Henderson founded Camp Marienfeld a Summer Camp for Boys and was its headmaster for 17 years, and was headmaster of the Marienfeld Open-Air School at Samarcand, North Carolina, 1914–16. Marienfeld; a pioneer among camps was established by Dr. Henderson in the summer of 1896 in Milford, Pennsylvania, and was moved to Chesham, New Hampshire in 1899 and operated into the 1950s. It was a study camp for boys and stressed the educational program of the progressive camp.

Henderson was an early proponent of manual training and the Arts and Crafts movement in industry. He advocated redesigning the school to suit the nature and needs of the child. Marietta Johnson, the founder of the Marietta Johnson School of Organic Education in Fairhope, Alabama credited Henderson with having coined the term "organic education" in his 1902 book Education and the Larger Life which was one of her educational bibles. Henderson was then a rival of John Dewey in the education reform movement.

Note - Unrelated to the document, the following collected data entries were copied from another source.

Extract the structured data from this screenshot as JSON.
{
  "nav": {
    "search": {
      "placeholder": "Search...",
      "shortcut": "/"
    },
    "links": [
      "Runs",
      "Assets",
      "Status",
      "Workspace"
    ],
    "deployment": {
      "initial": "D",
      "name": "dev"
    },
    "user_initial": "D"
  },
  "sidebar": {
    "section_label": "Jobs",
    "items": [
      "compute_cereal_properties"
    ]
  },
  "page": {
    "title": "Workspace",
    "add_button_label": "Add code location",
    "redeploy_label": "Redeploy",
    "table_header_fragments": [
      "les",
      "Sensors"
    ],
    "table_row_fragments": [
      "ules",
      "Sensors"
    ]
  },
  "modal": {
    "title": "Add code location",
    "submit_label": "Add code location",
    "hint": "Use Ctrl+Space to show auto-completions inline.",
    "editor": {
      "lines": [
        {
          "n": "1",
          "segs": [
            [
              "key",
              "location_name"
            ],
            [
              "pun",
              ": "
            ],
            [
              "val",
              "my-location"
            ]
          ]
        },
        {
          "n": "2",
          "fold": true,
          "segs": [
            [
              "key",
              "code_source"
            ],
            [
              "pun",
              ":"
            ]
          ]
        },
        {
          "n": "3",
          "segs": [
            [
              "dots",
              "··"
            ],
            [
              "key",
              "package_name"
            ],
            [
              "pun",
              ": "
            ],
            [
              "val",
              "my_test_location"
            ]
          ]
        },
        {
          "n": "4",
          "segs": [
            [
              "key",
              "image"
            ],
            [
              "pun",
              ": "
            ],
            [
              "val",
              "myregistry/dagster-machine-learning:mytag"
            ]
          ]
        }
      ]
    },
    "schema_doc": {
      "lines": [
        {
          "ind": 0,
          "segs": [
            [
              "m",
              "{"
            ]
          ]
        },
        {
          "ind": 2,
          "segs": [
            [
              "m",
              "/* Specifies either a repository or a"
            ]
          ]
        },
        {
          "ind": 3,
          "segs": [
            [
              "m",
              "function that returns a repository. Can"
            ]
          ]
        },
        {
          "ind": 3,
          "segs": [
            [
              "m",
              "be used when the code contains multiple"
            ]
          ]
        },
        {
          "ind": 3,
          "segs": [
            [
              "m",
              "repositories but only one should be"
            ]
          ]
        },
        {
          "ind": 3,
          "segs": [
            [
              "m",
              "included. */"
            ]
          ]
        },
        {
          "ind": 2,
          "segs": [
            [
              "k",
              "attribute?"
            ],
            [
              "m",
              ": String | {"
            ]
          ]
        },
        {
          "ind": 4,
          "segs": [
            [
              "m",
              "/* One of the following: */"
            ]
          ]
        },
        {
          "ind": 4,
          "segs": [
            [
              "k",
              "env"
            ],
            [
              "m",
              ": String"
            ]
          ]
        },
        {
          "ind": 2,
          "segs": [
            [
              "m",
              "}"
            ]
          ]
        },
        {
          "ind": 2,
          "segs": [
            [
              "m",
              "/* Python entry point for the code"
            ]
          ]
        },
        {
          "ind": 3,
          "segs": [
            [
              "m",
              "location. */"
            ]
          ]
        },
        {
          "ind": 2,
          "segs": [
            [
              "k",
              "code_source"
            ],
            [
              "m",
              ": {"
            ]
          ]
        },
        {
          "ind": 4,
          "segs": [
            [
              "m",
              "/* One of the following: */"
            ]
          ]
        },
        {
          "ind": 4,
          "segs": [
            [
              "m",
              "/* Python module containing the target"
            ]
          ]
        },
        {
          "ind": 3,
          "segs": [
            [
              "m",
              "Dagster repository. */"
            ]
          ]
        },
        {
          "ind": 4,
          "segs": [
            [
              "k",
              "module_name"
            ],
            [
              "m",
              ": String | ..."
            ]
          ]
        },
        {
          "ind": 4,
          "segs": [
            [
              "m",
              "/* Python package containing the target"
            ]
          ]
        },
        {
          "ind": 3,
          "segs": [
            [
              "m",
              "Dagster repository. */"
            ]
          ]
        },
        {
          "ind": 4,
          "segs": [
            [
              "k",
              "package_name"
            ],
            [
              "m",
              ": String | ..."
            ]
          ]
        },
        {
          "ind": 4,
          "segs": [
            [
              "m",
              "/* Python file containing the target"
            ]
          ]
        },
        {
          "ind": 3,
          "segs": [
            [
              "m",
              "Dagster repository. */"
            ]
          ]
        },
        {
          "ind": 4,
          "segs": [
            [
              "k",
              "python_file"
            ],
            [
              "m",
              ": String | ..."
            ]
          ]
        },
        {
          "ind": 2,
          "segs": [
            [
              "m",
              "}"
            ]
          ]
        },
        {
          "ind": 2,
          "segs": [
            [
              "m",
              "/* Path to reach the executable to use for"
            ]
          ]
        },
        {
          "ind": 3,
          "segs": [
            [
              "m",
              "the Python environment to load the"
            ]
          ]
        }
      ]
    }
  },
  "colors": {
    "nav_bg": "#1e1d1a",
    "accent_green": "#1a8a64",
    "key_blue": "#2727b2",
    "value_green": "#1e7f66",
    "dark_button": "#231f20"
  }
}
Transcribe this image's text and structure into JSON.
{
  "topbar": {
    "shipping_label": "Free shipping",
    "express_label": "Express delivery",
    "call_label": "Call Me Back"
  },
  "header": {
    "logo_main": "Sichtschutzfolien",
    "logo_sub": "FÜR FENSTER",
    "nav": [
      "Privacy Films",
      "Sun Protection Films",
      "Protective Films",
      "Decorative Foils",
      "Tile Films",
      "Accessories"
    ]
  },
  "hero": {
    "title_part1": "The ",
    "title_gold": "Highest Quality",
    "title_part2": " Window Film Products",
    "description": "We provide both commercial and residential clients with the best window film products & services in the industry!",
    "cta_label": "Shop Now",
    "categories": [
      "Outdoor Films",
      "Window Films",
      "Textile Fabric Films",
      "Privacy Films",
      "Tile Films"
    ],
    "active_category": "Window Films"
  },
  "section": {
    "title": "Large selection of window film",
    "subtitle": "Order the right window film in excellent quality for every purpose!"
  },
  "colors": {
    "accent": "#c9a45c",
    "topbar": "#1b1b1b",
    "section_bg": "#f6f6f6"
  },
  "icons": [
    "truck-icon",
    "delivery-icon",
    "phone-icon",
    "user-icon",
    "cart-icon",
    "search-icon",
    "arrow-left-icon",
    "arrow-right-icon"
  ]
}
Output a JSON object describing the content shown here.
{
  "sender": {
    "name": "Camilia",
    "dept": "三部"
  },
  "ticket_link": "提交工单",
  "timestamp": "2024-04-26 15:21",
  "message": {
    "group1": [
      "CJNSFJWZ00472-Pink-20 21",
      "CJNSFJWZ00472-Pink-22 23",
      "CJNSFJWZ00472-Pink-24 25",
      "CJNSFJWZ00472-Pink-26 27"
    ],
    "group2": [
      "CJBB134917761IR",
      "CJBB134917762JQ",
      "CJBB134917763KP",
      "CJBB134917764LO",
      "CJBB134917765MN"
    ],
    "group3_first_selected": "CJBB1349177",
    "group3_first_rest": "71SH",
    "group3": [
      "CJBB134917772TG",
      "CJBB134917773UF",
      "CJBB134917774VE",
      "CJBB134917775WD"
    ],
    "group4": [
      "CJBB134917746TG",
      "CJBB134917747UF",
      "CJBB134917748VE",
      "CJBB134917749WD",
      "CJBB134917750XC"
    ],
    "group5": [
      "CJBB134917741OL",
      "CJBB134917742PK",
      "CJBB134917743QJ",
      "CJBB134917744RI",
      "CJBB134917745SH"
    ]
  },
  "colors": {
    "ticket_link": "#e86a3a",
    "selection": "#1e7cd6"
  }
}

He was a prolific author who wrote about progressive education, manual training for boys, the value of hand work and the benefits of summer camps. Henderson's reputation rests largely on his academic papers published in periodicals such as Popular Science, Harper's Magazine, the Atlantic Monthly and the North American Review. His books include: Elements of Physics (1900); Education and the Larger Life (1902); John Percyfield: The Anatomy of Cheerfulness (1903); Children of Good Fortune (1905); Lighted Lamp (1908); Pay-day (1911); What It Is to Be Educated (1914).

Henderson was an elected Member of the American Philosophical Society (1896).

In retirement he designed and maintained a summer home in the Arts and Crafts style in the artist’s colony of Tryon, North Carolina. Henderson's winter home was in Daytona Beach, Florida, where he died in 1941.